Crow Street Theatre was a theatre in Dublin, Ireland, originally opened in 1758 by the actor Spranger Barry. From 1788 until 1818 it was a patent theatre.
The actor Spranger Barry (1719–1777), born in Dublin and appearing in London from 1746, induced the London-born actor Henry Woodward (1714–1777), who had saved £6,000, to participate in his project to build a theatre in Dublin. Charles Macklin participated at an early stage, but soon withdrew. Barry and Woodward moved to Dublin, and the Crow Street Theatre opened in October 1758. It struggled as a rival to the Smock Alley Theatre. Maria Nossiter (1735–1759), who had lived with Barry in London, was assigned an eighth share of the profits.
In 1760 Barry and Woodward opened a theatre in Cork, the Theatre Royal. By 1762 Woodward had lost half his savings; the partnership was dissolved, and he returned to London. Barry continued for a few more years, then also returned to London.
Henry Mossop, manager of Smock Alley Theatre since 1760, took over Crow Street Theatre in 1767, but resigned the theatre in 1770; the actor Thomas Ryder, who ran Smock Alley Theatre from 1772, also ran Crow Street Theatre. In 1782 the actor Richard Daly became owner of the theatre, and in 1786, having obtained a patent from the Crown, he opened Crow Street Theatre in 1788 as the Theatre Royal, a patent theatre. £12,000 had been spent on rebuilding and decoration. It was profitable for a while, but later suffered from the opening of Astley’s Amphitheatre.

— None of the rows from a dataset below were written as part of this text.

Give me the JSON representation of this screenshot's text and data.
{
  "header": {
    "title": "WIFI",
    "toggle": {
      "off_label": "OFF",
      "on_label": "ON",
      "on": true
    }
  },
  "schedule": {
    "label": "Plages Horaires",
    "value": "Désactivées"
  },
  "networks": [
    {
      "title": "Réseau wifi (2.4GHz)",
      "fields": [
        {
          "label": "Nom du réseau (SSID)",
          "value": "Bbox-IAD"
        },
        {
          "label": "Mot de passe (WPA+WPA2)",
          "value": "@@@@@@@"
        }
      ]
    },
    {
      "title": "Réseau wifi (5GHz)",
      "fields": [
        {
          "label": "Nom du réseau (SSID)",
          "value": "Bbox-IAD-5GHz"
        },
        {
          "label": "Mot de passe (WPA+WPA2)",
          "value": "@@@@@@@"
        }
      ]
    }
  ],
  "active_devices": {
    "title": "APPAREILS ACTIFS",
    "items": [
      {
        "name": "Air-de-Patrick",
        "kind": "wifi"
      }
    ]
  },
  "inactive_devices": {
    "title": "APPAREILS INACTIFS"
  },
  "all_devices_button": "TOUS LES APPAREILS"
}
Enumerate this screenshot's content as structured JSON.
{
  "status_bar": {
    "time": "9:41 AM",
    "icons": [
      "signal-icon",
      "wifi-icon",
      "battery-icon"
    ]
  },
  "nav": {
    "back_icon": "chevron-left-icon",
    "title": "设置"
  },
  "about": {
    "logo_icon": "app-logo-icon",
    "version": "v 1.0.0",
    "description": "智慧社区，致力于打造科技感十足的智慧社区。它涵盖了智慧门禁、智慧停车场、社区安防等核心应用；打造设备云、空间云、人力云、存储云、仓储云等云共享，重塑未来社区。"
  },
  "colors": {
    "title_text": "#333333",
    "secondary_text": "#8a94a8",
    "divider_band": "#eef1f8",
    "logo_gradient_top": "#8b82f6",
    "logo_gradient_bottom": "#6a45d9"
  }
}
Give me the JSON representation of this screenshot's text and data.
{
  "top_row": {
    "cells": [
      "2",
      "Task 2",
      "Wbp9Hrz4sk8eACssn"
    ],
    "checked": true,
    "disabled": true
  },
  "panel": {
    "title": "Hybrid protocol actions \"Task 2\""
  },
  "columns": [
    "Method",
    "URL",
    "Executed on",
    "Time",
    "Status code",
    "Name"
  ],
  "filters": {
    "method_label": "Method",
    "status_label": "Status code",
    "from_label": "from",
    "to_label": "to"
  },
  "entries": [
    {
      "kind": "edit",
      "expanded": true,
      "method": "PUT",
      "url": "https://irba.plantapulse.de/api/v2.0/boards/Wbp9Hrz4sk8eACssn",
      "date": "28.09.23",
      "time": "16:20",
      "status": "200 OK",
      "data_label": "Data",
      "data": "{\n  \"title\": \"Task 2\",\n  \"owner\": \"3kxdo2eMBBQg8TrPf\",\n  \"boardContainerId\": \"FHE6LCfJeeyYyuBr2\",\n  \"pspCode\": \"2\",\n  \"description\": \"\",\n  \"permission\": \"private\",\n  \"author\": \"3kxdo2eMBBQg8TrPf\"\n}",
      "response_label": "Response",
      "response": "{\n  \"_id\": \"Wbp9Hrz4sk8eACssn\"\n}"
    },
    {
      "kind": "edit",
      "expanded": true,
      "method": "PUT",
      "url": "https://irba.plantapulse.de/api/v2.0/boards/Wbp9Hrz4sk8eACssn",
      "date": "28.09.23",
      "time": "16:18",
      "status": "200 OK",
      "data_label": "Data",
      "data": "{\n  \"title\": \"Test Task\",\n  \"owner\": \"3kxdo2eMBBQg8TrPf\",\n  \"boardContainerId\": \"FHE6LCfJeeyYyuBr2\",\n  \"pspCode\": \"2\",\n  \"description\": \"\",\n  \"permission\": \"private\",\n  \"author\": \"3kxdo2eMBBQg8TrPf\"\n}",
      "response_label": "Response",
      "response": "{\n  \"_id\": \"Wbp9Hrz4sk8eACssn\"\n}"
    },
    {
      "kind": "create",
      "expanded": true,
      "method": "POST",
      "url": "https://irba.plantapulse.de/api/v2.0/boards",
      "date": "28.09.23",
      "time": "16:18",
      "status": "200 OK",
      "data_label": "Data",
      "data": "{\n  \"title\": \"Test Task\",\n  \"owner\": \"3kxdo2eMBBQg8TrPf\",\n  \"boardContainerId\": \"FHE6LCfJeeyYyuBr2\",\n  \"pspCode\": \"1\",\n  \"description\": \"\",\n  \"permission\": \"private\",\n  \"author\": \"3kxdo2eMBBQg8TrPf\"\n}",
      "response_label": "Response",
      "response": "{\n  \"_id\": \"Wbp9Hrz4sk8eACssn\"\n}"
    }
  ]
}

Frederick Edward Jones leased the theatre from Daly, and spent £1200 on renovating the house, which was decorated by Marinari and Zaffarini. It was opened in 1796, but closed when martial law was declared, relating to the Irish Rebellion of 1798. Jones obtained a new royal patent in 1798, and spent a further £5000 on the theatre, but in the political climate it had to close in 1803.
The theatre was wrecked in a riot of 1814; and there were further riots in 1819. Jones attributed his unpopularity to his being active in politics; in 1807 he had supported the election of an anti-ministerial member of parliament for Dublin. His application in 1818 for renewal of the patent was refused, being granted instead to Henry Harris, a proprietor of Covent Garden Theatre. The years of disruption had been financially detrimental, and he was imprisoned for debt. During the 1819–20 season the Crow Street Theatre did not open regularly.
The theatre was rented for a short period and opened as a circus, and was then abandoned. In 1836 the Apothecaries’ Hall Company bought part of the site, and a medical school was built.